I think examining the evolution of consciousness in animals helps shed light on it in humans.  Admittedly, there are difficulties.  Animals can’t self report using language, which limits just how much of their experience can be garnered from experiments.  Still, taking data from human studies and combining it with animal studies can provide a lot of insight.

One issue is that, in the absence of a precise definition of “consciousness”, there is no sharp line in evolution where everyone agrees that consciousness begins.  Scientists, such as Joseph LeDoux, who seems inclined toward animal consciousness minimalism, and Antonio Damasio, who’s more inclined to see it as widespread,  can agree on all the relevant facts, but disagree on how to interpret them.

This leads many of us to come up with hierarchies.  Those of you who’ve known me a while know mine:

  1. Reflexes and fixed action patterns
  2. Perceptions, representations of the environment, expanding the scope of what the reflexes are reacting to
  3. Volition, goal directed behavior, allowing or inhibiting reflexes based on simple valenced cause and effect predictions
  4. Deliberative imagination, sensory-action scenario simulations assessed on valenced reactions
  5. Introspection, recursive metacognition and symbolic thought

1 seems to apply to all living things, 2 to many animals, 3 to at least mammals and birds, and 4 to the more intelligent species, with 5, at least at present, only appearing to exist in humans.

But I’m far from the only one who’s come up with a hierarchy.  I highlighted LeDoux’s a while back.  Indeed, it appears to be an ancient tradition going back at least to Aristotle.  The ancient Greeks didn’t have a word for “consciousness”, but they did write about the soul.

(The Greek word for “soul” is “psyche”, which obviously is where we get the term “psychology” from, but its etymology is interesting.  It originally meant “to breath”, what probably seemed like the primary difference between living and non-living things.)

Plato’s conception of the soul was something immaterial that survived death, which resonates with the conception in many religions.  Indeed, the word “soul” today is largely synonymous with the immortal soul of monotheistic theology.  A lot of the way the word “consciousness” is thrown around today seems like an unwitting code word for this version of the soul.

Aristotle’s conception was more materialistic.  Most people take him to regard the soul as part of the body and mortal.  (Although, per Wikipedia, there is apparently some controversy about it.)  And he had his own hierarchy back there in the 300s BC.

Hierarchy of Aristotle's versions of the soul

Image credit: Ian Alexander via Wikipedia (click through for source)

 

  1. The Nutritive Soul, enabling reproduction and growth
  2. The Sensitive Soul, enabling movement and sensation
  3. The Rational Soul, enabling reason and reflection

1 was labeled the “Vegetative” soul in the Wikipedia article on soul; it appears to apply to all living things.  2 applies to all animals.  3 is supposed to apply only to humans.
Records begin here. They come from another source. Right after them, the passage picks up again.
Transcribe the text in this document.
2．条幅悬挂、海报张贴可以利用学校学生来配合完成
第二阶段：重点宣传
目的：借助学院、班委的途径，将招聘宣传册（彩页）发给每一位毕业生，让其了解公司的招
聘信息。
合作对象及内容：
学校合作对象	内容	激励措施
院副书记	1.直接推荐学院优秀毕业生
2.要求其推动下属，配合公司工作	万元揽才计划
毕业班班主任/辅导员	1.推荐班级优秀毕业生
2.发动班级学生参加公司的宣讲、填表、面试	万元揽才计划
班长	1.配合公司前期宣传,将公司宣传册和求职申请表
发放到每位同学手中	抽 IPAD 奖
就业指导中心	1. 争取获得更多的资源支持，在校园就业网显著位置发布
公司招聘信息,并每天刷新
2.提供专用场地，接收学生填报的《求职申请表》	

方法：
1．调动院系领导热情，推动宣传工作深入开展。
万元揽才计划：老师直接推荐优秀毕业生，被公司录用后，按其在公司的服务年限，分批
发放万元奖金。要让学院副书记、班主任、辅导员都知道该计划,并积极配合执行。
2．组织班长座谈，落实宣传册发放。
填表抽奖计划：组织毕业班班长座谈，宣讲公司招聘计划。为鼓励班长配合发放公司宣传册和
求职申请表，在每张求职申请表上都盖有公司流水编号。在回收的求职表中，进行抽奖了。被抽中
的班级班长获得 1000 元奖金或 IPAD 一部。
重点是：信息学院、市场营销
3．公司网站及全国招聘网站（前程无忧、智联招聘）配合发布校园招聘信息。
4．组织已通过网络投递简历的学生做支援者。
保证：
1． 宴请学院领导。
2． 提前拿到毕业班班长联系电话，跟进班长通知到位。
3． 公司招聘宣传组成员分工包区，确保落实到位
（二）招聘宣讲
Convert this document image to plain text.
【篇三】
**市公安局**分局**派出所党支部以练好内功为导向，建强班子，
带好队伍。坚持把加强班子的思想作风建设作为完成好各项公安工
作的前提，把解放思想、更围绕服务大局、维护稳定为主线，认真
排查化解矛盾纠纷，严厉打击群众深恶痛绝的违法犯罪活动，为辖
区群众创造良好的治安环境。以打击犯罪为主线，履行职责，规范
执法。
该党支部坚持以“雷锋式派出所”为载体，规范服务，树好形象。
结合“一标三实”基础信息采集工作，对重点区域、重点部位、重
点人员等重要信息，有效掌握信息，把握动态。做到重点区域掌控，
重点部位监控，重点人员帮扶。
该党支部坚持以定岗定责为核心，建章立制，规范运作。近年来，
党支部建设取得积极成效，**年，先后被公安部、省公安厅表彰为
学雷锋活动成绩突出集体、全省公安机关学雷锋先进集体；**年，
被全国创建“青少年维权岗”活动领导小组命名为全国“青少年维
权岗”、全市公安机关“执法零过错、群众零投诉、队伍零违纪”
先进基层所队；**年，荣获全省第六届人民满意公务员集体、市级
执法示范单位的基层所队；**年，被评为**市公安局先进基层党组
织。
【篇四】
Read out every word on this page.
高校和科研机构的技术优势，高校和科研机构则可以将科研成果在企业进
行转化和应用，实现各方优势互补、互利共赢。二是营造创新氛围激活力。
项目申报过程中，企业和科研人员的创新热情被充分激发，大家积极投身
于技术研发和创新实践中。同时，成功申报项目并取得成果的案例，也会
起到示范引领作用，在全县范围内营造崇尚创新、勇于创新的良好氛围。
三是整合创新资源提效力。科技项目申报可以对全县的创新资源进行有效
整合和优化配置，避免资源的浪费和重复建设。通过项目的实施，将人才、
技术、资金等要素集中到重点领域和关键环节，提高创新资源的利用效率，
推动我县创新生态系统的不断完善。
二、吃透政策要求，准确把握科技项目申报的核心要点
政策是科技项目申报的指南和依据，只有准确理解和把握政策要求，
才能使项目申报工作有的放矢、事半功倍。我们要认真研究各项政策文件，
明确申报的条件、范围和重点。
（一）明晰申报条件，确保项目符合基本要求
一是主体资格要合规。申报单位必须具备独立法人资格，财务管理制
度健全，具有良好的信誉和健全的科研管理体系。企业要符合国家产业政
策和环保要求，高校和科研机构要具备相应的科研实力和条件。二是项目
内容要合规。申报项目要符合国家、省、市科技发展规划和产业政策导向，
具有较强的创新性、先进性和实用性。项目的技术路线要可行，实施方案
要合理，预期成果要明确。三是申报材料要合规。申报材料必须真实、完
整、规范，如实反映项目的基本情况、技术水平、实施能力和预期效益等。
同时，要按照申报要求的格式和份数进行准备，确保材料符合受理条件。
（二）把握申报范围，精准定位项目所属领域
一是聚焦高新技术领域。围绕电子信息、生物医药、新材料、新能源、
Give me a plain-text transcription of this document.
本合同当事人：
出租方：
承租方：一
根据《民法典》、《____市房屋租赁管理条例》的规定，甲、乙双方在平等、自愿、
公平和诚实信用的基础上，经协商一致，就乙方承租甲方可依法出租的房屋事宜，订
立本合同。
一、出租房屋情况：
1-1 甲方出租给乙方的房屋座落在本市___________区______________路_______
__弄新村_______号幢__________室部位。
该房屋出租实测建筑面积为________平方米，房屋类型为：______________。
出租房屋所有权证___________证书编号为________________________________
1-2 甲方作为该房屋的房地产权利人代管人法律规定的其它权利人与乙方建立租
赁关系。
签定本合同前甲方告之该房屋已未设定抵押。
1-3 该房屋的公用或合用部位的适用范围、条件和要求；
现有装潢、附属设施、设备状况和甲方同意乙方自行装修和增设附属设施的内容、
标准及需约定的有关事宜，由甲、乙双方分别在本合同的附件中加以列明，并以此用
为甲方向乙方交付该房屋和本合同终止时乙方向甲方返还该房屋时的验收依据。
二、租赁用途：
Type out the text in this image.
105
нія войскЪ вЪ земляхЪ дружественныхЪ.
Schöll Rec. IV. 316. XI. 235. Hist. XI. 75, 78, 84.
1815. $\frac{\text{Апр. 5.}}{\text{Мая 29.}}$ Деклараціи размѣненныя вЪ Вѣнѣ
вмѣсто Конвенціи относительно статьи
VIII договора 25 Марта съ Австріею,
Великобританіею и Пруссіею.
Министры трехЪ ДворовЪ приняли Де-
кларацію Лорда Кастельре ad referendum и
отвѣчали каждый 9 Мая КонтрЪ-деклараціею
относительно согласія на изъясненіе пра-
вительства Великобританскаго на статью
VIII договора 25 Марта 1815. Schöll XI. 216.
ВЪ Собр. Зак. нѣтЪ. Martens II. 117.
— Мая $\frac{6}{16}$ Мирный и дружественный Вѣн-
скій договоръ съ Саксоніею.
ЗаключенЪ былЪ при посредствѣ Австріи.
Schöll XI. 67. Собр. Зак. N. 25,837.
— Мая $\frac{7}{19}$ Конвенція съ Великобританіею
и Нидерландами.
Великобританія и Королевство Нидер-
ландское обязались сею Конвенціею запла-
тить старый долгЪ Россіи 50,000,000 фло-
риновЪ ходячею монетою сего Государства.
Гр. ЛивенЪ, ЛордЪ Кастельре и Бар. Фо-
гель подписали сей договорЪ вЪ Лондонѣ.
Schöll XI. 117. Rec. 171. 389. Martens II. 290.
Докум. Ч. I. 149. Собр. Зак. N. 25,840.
When I first read about this hierarchy years ago, it didn’t really work for me.  My issue is that many animals appear to be able to reason to at least some degree.  While debatable for fish, amphibians, or arthropods, all mammals and birds appear able to think through options and do short term planning.  This seemed like yet another trait taken as unique to humans but where the real difference is a matter of degree rather than any qualitative break.  Indeed, my thinking is that consciousness, if equated with baseline sentience, requires at least an incipient ability to reason.

However, I’m slowly making my way through Simona Ginsburg and Eva Jablonka’s The Evolution of the Sensitive Soul (which I was alerted to by Eric Schwitzgebel’s review).  Obviously the title refers to Aristotle’s hierarchy, and the goal is to explain what the author’s call “minimal consciousness”, which they note is often referred to as “primary consciousness”, among other names.

And they equate minimal consciousness, sentience, with the sensitive soul.  However, they don’t exclude all reasoning from the sensitive soul.  (Indeed, their unlimited associative learning thesis, as I understand it, will require that it be there, but I haven’t reached that part of the book yet.)  G&J draw the line at symbolic reasoning, involving language, mathematics, art, etc.  That makes the rational soul equivalent to my own level 5 above.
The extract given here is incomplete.